NOX2 blockade prevents high glucose-induced increases in arginase 1 expression and arginase activity in retinal endothelial cells. Western blot and quantitation showing effects of the NOX2-blocking peptide gp91ds-tat on expression of arginase l (Arg1) protein (A) and arginase activity (B) in endothelial cells treated with high glucose (HG). HG substantially increased arginase 1 expression and arginase activity as compared to the normal glucose (NG) controls. These increases were blocked by bp91ds-tat but were not altered by the scrambled control (SC) peptide. * p < 0.05, n = 3–4.

Figure 7

NOX2 blockade prevents high glucose-induced decreases in endothelial cell nitric oxide. Representative images (A) and quantitation (B) showing effects of NOX2 blockade on fluorescence for the NO indicator DAF-2DA in endothelial cells maintained in high glucose (HG) or normal glucose (NG) media. Quantitative analysis showed significant reduction of NO levels in samples from HG-treated cells as compared to NG controls. NO was preserved in HG cultures treated with the NOX2-blocking peptide gp91ds-tat but not in cultures treated with the scrambled control (SC) peptide. Treatment with the NOS inhibitor L-NAME significantly decreased NO in the NG cultures but did not alter cell density as shown by phase contrast image. * p < 0.0001 vs.
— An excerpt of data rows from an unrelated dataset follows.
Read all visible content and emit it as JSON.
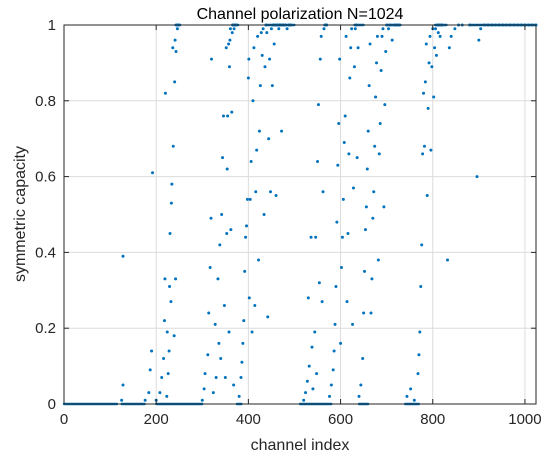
{
  "chart_data": {
    "type": "scatter",
    "title": "Channel polarization N=1024",
    "xlabel": "channel index",
    "ylabel": "symmetric capacity",
    "xlim": [
      0,
      1024
    ],
    "ylim": [
      0,
      1
    ],
    "xticks": [
      0,
      200,
      400,
      600,
      800,
      1000
    ],
    "yticks": [
      0,
      0.2,
      0.4,
      0.6,
      0.8,
      1
    ],
    "xtick_labels": [
      "0",
      "200",
      "400",
      "600",
      "800",
      "1000"
    ],
    "ytick_labels": [
      "0",
      "0.2",
      "0.4",
      "0.6",
      "0.8",
      "1"
    ],
    "grid": true,
    "marker_color": "#0072BD",
    "series": [
      {
        "points": [
          [
            125,
            0.01
          ],
          [
            128,
            0.05
          ],
          [
            128,
            0.39
          ],
          [
            176,
            0.01
          ],
          [
            184,
            0.03
          ],
          [
            187,
            0.09
          ],
          [
            190,
            0.14
          ],
          [
            192,
            0.61
          ],
          [
            200,
            0.01
          ],
          [
            208,
            0.03
          ],
          [
            212,
            0.07
          ],
          [
            216,
            0.12
          ],
          [
            218,
            0.22
          ],
          [
            219,
            0.33
          ],
          [
            220,
            0.82
          ],
          [
            223,
            0.02
          ],
          [
            224,
            0.19
          ],
          [
            226,
            0.08
          ],
          [
            228,
            0.14
          ],
          [
            229,
            0.31
          ],
          [
            230,
            0.45
          ],
          [
            232,
            0.27
          ],
          [
            233,
            0.53
          ],
          [
            234,
            0.58
          ],
          [
            236,
            0.94
          ],
          [
            237,
            0.68
          ],
          [
            239,
            0.18
          ],
          [
            240,
            0.85
          ],
          [
            241,
            0.96
          ],
          [
            242,
            0.33
          ],
          [
            243,
            0.93
          ],
          [
            244,
            1.0
          ],
          [
            246,
            0.99
          ],
          [
            248,
            1.0
          ],
          [
            250,
            1.0
          ],
          [
            300,
            0.01
          ],
          [
            304,
            0.04
          ],
          [
            306,
            0.08
          ],
          [
            312,
            0.13
          ],
          [
            314,
            0.24
          ],
          [
            317,
            0.36
          ],
          [
            319,
            0.49
          ],
          [
            320,
            0.91
          ],
          [
            324,
            0.03
          ],
          [
            328,
            0.21
          ],
          [
            330,
            0.07
          ],
          [
            334,
            0.33
          ],
          [
            336,
            0.16
          ],
          [
            338,
            0.42
          ],
          [
            340,
            0.12
          ],
          [
            342,
            0.5
          ],
          [
            344,
            0.65
          ],
          [
            346,
            0.76
          ],
          [
            348,
            0.26
          ],
          [
            350,
            0.07
          ],
          [
            352,
            0.94
          ],
          [
            353,
            0.45
          ],
          [
            354,
            0.62
          ],
          [
            355,
            0.76
          ],
          [
            357,
            0.95
          ],
          [
            358,
            0.19
          ],
          [
            359,
            0.89
          ],
          [
            360,
            0.96
          ],
          [
            361,
            0.99
          ],
          [
            362,
            0.46
          ],
          [
            364,
            0.77
          ],
          [
            365,
            0.98
          ],
          [
            366,
            1.0
          ],
          [
            368,
            0.05
          ],
          [
            369,
            0.99
          ],
          [
            370,
            1.0
          ],
          [
            372,
            1.0
          ],
          [
            374,
            1.0
          ],
          [
            380,
            0.02
          ],
          [
            384,
            0.07
          ],
          [
            386,
            0.11
          ],
          [
            388,
            0.16
          ],
          [
            390,
            0.22
          ],
          [
            392,
            0.35
          ],
          [
            394,
            0.44
          ],
          [
            396,
            0.47
          ],
          [
            398,
            0.54
          ],
          [
            400,
            0.86
          ],
          [
            401,
            0.91
          ],
          [
            402,
            0.28
          ],
          [
            404,
            0.54
          ],
          [
            406,
            0.64
          ],
          [
            408,
            0.19
          ],
          [
            410,
            0.8
          ],
          [
            412,
            0.94
          ],
          [
            414,
            0.26
          ],
          [
            416,
            0.56
          ],
          [
            418,
            0.67
          ],
          [
            420,
            0.97
          ],
          [
            422,
            0.38
          ],
          [
            424,
            0.72
          ],
          [
            426,
            0.84
          ],
          [
            428,
            0.98
          ],
          [
            430,
            0.92
          ],
          [
            432,
            0.99
          ],
          [
            434,
            0.5
          ],
          [
            436,
            0.89
          ],
          [
            438,
            1.0
          ],
          [
            440,
            0.98
          ],
          [
            442,
            0.23
          ],
          [
            444,
            0.7
          ],
          [
            446,
            0.91
          ],
          [
            448,
            0.56
          ],
          [
            450,
            0.99
          ],
          [
            452,
            0.84
          ],
          [
            454,
            1.0
          ],
          [
            456,
            0.95
          ],
          [
            458,
            1.0
          ],
          [
            460,
            0.55
          ],
          [
            462,
            1.0
          ],
          [
            464,
            1.0
          ],
          [
            466,
            0.99
          ],
          [
            468,
            1.0
          ],
          [
            470,
            1.0
          ],
          [
            472,
            0.72
          ],
          [
            474,
            1.0
          ],
          [
            476,
            1.0
          ],
          [
            480,
            1.0
          ],
          [
            484,
            0.99
          ],
          [
            488,
            1.0
          ],
          [
            490,
            1.0
          ],
          [
            492,
            1.0
          ],
          [
            520,
            0.01
          ],
          [
            524,
            0.03
          ],
          [
            528,
            0.06
          ],
          [
            530,
            0.28
          ],
          [
            532,
            0.1
          ],
          [
            536,
            0.44
          ],
          [
            538,
            0.15
          ],
          [
            540,
            0.04
          ],
          [
            544,
            0.19
          ],
          [
            546,
            0.44
          ],
          [
            548,
            0.08
          ],
          [
            550,
            0.64
          ],
          [
            552,
            0.79
          ],
          [
            554,
            0.32
          ],
          [
            556,
            0.91
          ],
          [
            558,
            0.97
          ],
          [
            560,
            0.27
          ],
          [
            562,
            0.56
          ],
          [
            564,
            0.99
          ],
          [
            566,
            1.0
          ],
          [
            568,
            1.0
          ],
          [
            570,
            1.0
          ],
          [
            576,
            0.02
          ],
          [
            580,
            0.05
          ],
          [
            584,
            0.09
          ],
          [
            586,
            0.14
          ],
          [
            588,
            0.21
          ],
          [
            590,
            0.31
          ],
          [
            592,
            0.48
          ],
          [
            594,
            0.63
          ],
          [
            596,
            0.74
          ],
          [
            598,
            0.91
          ],
          [
            600,
            0.16
          ],
          [
            602,
            0.36
          ],
          [
            604,
            0.44
          ],
          [
            606,
            0.54
          ],
          [
            608,
            0.69
          ],
          [
            610,
            0.76
          ],
          [
            612,
            0.97
          ],
          [
            614,
            0.27
          ],
          [
            616,
            0.45
          ],
          [
            618,
            0.66
          ],
          [
            620,
            0.86
          ],
          [
            622,
            0.94
          ],
          [
            624,
            0.99
          ],
          [
            626,
            0.21
          ],
          [
            628,
            0.57
          ],
          [
            630,
            0.89
          ],
          [
            632,
            0.99
          ],
          [
            634,
            1.0
          ],
          [
            636,
            0.65
          ],
          [
            638,
            0.94
          ],
          [
            640,
            0.02
          ],
          [
            644,
            0.05
          ],
          [
            648,
            0.12
          ],
          [
            650,
            0.24
          ],
          [
            652,
            0.35
          ],
          [
            654,
            0.46
          ],
          [
            656,
            0.52
          ],
          [
            658,
            0.62
          ],
          [
            660,
            0.72
          ],
          [
            662,
            0.84
          ],
          [
            664,
            0.95
          ],
          [
            666,
            0.24
          ],
          [
            668,
            0.33
          ],
          [
            670,
            0.49
          ],
          [
            672,
            0.56
          ],
          [
            674,
            0.68
          ],
          [
            676,
            0.81
          ],
          [
            678,
            0.9
          ],
          [
            680,
            0.97
          ],
          [
            682,
            0.38
          ],
          [
            684,
            0.66
          ],
          [
            686,
            0.74
          ],
          [
            688,
            0.88
          ],
          [
            690,
            0.97
          ],
          [
            692,
            0.99
          ],
          [
            694,
            0.52
          ],
          [
            696,
            0.79
          ],
          [
            698,
            0.93
          ],
          [
            700,
            1.0
          ],
          [
            704,
            0.99
          ],
          [
            708,
            1.0
          ],
          [
            712,
            0.96
          ],
          [
            716,
            1.0
          ],
          [
            720,
            1.0
          ],
          [
            724,
            1.0
          ],
          [
            728,
            1.0
          ],
          [
            744,
            0.02
          ],
          [
            752,
            0.04
          ],
          [
            760,
            0.01
          ],
          [
            768,
            0.08
          ],
          [
            770,
            0.13
          ],
          [
            772,
            0.19
          ],
          [
            774,
            0.31
          ],
          [
            776,
            0.42
          ],
          [
            778,
            0.66
          ],
          [
            780,
            0.82
          ],
          [
            782,
            0.68
          ],
          [
            784,
            0.85
          ],
          [
            786,
            0.95
          ],
          [
            788,
            0.55
          ],
          [
            790,
            0.78
          ],
          [
            792,
            0.9
          ],
          [
            794,
            0.97
          ],
          [
            796,
            0.67
          ],
          [
            798,
            0.89
          ],
          [
            800,
            0.99
          ],
          [
            802,
            0.81
          ],
          [
            804,
            0.94
          ],
          [
            806,
            0.99
          ],
          [
            808,
            0.92
          ],
          [
            810,
            1.0
          ],
          [
            812,
            0.98
          ],
          [
            814,
            1.0
          ],
          [
            816,
            0.97
          ],
          [
            818,
            1.0
          ],
          [
            820,
            1.0
          ],
          [
            832,
            0.38
          ],
          [
            836,
            0.94
          ],
          [
            840,
            0.97
          ],
          [
            848,
            0.99
          ],
          [
            856,
            1.0
          ],
          [
            864,
            1.0
          ],
          [
            880,
            1.0
          ],
          [
            896,
            0.6
          ],
          [
            900,
            0.96
          ],
          [
            904,
            0.99
          ],
          [
            912,
            1.0
          ],
          [
            920,
            1.0
          ],
          [
            928,
            1.0
          ],
          [
            936,
            1.0
          ],
          [
            944,
            1.0
          ],
          [
            952,
            1.0
          ],
          [
            960,
            1.0
          ],
          [
            968,
            1.0
          ],
          [
            976,
            1.0
          ],
          [
            984,
            1.0
          ],
          [
            992,
            1.0
          ],
          [
            1000,
            1.0
          ],
          [
            1008,
            1.0
          ],
          [
            1016,
            1.0
          ],
          [
            1024,
            1.0
          ]
        ]
      }
    ]
  }
}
NG, # p < 0.05 vs. HG, n = 6. Analysis of NO accumulation in the conditioned media (C) confirmed a decrease in NO release in the HG cultures that was blocked by gp91ds-tat, but not by the scrambled control (SC). * p < 0.05 vs. NG, # p < 0.05 vs. HG, n = 4–6. Scale bar = 20 µm.

Figure 8

Hydrogen peroxide induces an increase in arginase activity. Treatment of retinal endothelial cells with hydrogen peroxide induced a dose-dependent increase in arginase activity as compared to control media. * p < 0.05 vs. control, n = 3–4.

Figure 9

Hydrogen peroxide induces an increase in SA-β-gal activity. Treatment of retinal endothelial cells with hydrogen peroxide or the NOS inhibitor l-NG-nitroarginine methyl ester (l-NAME) induced a significant increase in SA-β-gal activity (arrows). Treatment with the arginase inhibitor ABH blocked the hydrogen peroxide effect and treatment with the NO donor SNAP blocked the L-NAME effect. * p < 0.05 vs. control, n = 17. Scale bar = 30 µm.

Figure 10

Hydrogen peroxide induces an increase in the cyclin-dependent kinase inhibitor p16INK4a. Western blot and quantitation showing effects of treatment with hydrogen peroxide or l-NAME in increasing expression of p16INK4a protein. These effects were blocked by the arginase inhibitor ABH (100 µM) or the NO donor SNAP (10 µM), * p < 0.05 vs. control, n = 3–4.

Figure 11

Hypothesis: Diabetes-induced activation of NOX2/NADPH oxidase promotes the development of premature endothelial cell senescence by a mechanism involving ROS-induced activation of arginase which amplifies ROS and decreases bioavailable NO.